Updates on this last bit: T234803 is sorting out these technical details, and we probably don't have to wait for the full ATS-TLS transition, either. We're getting close over there, so I'll just make it a dependency of this task (once we're done over there, we can have the final patch to actually turn on LE usage at 1 or 2 edges land over here to close this).

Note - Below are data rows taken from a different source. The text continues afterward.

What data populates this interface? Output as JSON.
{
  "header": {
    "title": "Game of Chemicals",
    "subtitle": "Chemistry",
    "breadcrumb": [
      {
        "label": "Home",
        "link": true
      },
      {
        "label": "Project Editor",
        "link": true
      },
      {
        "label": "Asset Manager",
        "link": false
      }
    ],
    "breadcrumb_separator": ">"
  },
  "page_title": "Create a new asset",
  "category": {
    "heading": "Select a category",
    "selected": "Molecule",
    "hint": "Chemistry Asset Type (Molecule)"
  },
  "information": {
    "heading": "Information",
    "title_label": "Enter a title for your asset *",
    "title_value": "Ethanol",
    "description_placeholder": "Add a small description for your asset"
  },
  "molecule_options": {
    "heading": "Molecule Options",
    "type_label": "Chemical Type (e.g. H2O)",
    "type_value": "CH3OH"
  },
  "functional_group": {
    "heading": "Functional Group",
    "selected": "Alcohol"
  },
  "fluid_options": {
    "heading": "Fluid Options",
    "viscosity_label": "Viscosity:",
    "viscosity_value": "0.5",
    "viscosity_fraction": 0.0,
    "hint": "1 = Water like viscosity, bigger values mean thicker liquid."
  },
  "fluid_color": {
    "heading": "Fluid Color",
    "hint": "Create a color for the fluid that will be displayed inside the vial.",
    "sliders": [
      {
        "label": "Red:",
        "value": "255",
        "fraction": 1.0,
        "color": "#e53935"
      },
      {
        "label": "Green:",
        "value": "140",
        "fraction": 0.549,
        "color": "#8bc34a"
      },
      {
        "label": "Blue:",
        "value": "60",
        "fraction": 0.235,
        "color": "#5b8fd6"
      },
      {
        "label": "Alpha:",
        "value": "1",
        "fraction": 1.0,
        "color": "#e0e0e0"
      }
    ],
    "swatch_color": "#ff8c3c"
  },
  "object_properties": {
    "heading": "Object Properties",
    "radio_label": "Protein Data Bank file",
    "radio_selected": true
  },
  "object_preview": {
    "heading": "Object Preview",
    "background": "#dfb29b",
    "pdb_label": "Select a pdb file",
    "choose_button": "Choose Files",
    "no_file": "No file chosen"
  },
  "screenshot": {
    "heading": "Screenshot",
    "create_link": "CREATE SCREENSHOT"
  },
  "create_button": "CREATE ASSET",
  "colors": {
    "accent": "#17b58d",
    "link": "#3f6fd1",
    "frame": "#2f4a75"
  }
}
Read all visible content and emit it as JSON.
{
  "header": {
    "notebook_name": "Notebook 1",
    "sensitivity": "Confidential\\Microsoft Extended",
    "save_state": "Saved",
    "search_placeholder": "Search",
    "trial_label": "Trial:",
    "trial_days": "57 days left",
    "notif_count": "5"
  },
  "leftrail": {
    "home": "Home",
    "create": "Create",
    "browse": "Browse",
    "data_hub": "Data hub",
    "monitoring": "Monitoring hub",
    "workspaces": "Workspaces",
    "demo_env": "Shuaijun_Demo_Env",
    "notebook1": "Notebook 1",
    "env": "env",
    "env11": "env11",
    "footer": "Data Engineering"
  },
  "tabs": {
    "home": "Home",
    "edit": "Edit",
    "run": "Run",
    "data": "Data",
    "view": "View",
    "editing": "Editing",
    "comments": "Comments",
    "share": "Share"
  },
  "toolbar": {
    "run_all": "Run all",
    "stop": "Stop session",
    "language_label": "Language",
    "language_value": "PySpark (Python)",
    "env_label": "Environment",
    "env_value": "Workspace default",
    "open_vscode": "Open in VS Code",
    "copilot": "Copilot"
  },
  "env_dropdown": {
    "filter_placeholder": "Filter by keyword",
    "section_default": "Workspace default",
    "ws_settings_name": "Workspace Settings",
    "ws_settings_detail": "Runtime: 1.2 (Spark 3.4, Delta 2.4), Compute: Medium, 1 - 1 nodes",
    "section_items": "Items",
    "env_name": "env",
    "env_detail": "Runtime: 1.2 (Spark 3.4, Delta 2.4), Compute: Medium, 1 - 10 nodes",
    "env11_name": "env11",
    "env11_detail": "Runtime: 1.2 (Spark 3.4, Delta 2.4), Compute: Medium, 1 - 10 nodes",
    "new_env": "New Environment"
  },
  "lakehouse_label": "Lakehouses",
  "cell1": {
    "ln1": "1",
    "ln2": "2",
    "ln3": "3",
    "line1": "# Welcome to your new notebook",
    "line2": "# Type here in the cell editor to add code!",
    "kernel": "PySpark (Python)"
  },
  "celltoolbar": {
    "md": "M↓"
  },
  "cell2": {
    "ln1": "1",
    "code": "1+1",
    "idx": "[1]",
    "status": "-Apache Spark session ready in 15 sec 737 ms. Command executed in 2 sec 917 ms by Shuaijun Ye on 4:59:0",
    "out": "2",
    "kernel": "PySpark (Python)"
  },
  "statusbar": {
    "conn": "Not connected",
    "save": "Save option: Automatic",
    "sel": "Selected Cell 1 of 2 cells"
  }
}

Change 575305 had a related patch set uploaded (by Vgutierrez; owner: Vgutierrez):
[operations/puppet@production] ATS: Switch unified cert vendor to Let's Encrypt on ulsfo
Change 575305 merged by Vgutierrez:
[operations/puppet@production] ATS: Switch unified cert vendor to Let's Encrypt on ulsfo
Mentioned in SAL (#wikimedia-operations) [2020-03-02T13:53:33Z] <vgutierrez> Switch from globalsign to LE as unified cert vendor on cp4026 - T230687
Mentioned in SAL (#wikimedia-operations) [2020-03-02T13:55:38Z] <vgutierrez> Switch from globalsign to LE as unified cert vendor on ulsfo - T230687
$ openssl s_client -connect upload-lb.ulsfo.wikimedia.org:443 2>&1 < /dev/null |openssl x509 -noout -issuer -dates issuer= /C=US/O=Let's Encrypt/CN=Let's Encrypt Authority X3 notBefore=Jan 22 07:03:51 2020 GMT notAfter=Apr 21 07:03:51 2020 GMT $ openssl s_client -connect text-lb.ulsfo.wikimedia.org:443 2>&1 < /dev/null |openssl x509 -noout -issuer -dates issuer= /C=US/O=Let's Encrypt/CN=Let's Encrypt Authority X3 notBefore=Jan 22 07:03:51 2020 GMT notAfter=Apr 21 07:03:51 2020 GMT
Change 576188 had a related patch set uploaded (by Vgutierrez; owner: Vgutierrez):
[operations/puppet@production] ATS: Switch unified cert vendor to Let's Encrypt on eqiad & codfw
Change 576188 merged by Vgutierrez:
[operations/puppet@production] ATS: Switch unified cert vendor to Let's Encrypt on eqiad & codfw
Mentioned in SAL (#wikimedia-operations) [2020-03-03T06:25:31Z] <vgutierrez> Switch from globalsign to LE as unified cert vendor on codfw - T230687
Mentioned in SAL (#wikimedia-operations) [2020-03-03T06:33:23Z] <vgutierrez> Switch from globalsign to LE as unified cert vendor on eqiad - T230687
The swap of Traffic for Traffic-Icebox in this ticket's set of tags was based on a bulk action for all such tickets that haven't been updated in 6 months or more. This does not imply any human judgement about the validity or importance of the task, and is simply the first step in a larger task cleanup effort. Further manual triage and/or requests for updates will happen this month for all such tickets. For more detail, have a look at the extended explanation on the main page of Traffic-Icebox . Thank you!
@Vgutierrez It looks like the work you've done means that this can be closed. Is that the case?